Editorial | Nummer 397/398 - Juli/August 2007

Eine Hand wäscht die andere

Das Verhältnis zwischen der Europäischen Union und Mexiko ist blendend. Menschenrechtsverletzungen konnten die wirtschaftlichen Beziehungen noch nie trüben. Erst recht nicht mehr, seitdem im Freihandelsabkommen aus dem Jahr 2000 eine Demokratie- und Menschenrechtsklausel verankert wurde. Kein Wunder, dass Mexikos Präsident Felipe Calderón bei seinem jüngsten Europa-Trip nur warme Worte empfing. Javier Solana, der hohe Vertreter für eine gemeinsame Außenpolitik der EU, ließ sich zu einem Treffen auf Augenhöhe herab. Die beiden plauderten ein bisschen über die Probleme der Welt, den Klimawandel und die unangenehmen Folgen der Migration. Es war ein „einfaches“ Treffen, wie Solana der Presse sagte. Sie schienen sich sehr gut zu verstehen. Bereits im April hatte Solana Mexiko besucht und dem Präsidenten und seiner Regierung eine tadellose Menschenrechtspolitik bescheinigt. Es gebe zwar ein paar Punkte, die noch verbessert werden könnten, aber das könne man ja über alle Staaten der Welt sagen, entgegnete er den kritischen Nachfragen der Presse.

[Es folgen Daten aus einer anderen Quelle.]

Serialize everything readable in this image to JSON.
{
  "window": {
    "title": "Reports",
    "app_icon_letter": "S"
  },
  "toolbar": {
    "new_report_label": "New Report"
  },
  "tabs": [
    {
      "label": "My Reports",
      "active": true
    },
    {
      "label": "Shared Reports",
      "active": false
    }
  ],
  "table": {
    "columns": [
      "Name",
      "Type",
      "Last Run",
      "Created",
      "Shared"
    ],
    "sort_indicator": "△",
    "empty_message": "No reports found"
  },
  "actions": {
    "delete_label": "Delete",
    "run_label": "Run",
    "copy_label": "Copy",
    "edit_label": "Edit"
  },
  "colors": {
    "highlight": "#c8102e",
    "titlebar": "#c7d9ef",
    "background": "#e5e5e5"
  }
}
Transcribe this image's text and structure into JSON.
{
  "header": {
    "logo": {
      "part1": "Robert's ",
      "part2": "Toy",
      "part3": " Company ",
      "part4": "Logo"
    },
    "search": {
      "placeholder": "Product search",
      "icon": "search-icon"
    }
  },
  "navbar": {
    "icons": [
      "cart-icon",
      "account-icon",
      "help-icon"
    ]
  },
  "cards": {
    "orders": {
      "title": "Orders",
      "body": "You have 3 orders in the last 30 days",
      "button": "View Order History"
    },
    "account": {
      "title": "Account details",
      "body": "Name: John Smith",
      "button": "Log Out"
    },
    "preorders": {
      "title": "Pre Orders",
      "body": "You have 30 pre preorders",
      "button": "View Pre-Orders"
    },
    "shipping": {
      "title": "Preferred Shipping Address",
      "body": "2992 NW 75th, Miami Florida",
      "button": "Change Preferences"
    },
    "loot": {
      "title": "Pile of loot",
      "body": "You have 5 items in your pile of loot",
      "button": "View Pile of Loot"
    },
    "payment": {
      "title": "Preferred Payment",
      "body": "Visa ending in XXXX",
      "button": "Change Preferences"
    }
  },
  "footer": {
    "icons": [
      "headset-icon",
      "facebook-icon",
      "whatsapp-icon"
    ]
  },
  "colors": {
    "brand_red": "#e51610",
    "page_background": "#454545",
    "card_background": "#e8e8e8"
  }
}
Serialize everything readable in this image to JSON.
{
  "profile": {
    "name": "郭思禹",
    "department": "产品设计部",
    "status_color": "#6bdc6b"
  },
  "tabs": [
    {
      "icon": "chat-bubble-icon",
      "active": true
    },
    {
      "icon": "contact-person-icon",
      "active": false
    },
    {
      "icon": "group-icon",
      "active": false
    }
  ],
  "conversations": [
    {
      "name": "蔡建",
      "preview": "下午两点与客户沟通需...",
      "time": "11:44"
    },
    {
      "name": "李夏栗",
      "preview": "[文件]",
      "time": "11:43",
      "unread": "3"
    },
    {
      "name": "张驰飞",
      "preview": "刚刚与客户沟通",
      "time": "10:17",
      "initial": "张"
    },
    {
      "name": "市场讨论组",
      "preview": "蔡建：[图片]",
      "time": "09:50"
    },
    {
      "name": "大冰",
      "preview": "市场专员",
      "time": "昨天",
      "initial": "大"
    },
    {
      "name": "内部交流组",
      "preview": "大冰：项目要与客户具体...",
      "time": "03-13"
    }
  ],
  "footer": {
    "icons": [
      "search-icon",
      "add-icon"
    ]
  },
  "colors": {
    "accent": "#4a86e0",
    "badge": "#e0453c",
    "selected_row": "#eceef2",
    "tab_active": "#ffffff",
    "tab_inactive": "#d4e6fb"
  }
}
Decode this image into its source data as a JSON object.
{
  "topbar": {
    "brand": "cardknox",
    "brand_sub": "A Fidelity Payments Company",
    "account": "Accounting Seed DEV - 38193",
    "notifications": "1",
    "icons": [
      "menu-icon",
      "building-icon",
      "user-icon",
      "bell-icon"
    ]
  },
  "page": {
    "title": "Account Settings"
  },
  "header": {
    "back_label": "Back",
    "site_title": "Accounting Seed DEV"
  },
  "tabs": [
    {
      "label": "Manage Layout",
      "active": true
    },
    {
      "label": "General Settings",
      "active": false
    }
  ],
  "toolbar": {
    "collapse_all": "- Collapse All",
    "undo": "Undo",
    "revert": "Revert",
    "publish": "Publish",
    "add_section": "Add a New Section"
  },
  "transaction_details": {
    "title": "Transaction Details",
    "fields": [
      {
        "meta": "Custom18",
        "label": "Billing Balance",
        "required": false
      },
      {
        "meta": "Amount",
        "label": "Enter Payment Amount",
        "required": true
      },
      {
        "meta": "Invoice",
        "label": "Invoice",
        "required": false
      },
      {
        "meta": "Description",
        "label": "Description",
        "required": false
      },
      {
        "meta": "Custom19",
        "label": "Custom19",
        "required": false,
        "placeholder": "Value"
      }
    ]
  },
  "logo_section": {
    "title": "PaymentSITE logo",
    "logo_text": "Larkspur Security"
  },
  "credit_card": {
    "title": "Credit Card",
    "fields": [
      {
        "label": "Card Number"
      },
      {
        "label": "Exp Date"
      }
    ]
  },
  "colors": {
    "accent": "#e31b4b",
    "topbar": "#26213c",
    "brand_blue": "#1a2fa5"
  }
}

Vergessen war der brutale Polizeieinsatz vor einem Jahr in Atenco, bei dem wahllos mehr als 200 Menschen festgenommen und den Polizeikräften Folter und sexuelle Übergriffe bis hin zu Vergewaltigungen vorgeworfen wurden. Die zunehmende Militarisierung des mexikanischen Alltags unter dem Vorwand der öffentlichen Sicherheit und der Bekämpfung des Drogenhandels erwähnte Solana ebenso wenig wie die Serie unaufgeklärter Frauenmorde und die von Militär und Polizeikräften verübten Gewalttaten gegen Frauen.

Dass in Mexiko JournalistInnen und MenschenrechtsverteidigerInnen äußerst gefährlich leben und Tod zum Berufsrisiko gehört, schien Solana nicht zu interessieren. Kein Wort verlor der EU-Außenbeauftragte über die gewaltvolle Unterdrückung der Oppositionsbewegung in Oaxaca. Dabei hatte selbst die nationale Menschenrechtskommission in Mexiko im März dieses Jahres einen Bericht vorgelegt, in dem sie auf die Polizeigewalt in Oaxaca hinwies. Im Zuge der Veröffentlichung des Berichts entwickelte sich in der mexikanischen Öffentlichkeit eine rege Debatte über das Ausmaß der Verstöße von Seiten der Polizei. Am 19. Juni hat nun der Oberste Gerichtshof von Mexiko eine Untersuchungskommission zu den Menschenrechtsverletzungen in Oaxaca eingesetzt.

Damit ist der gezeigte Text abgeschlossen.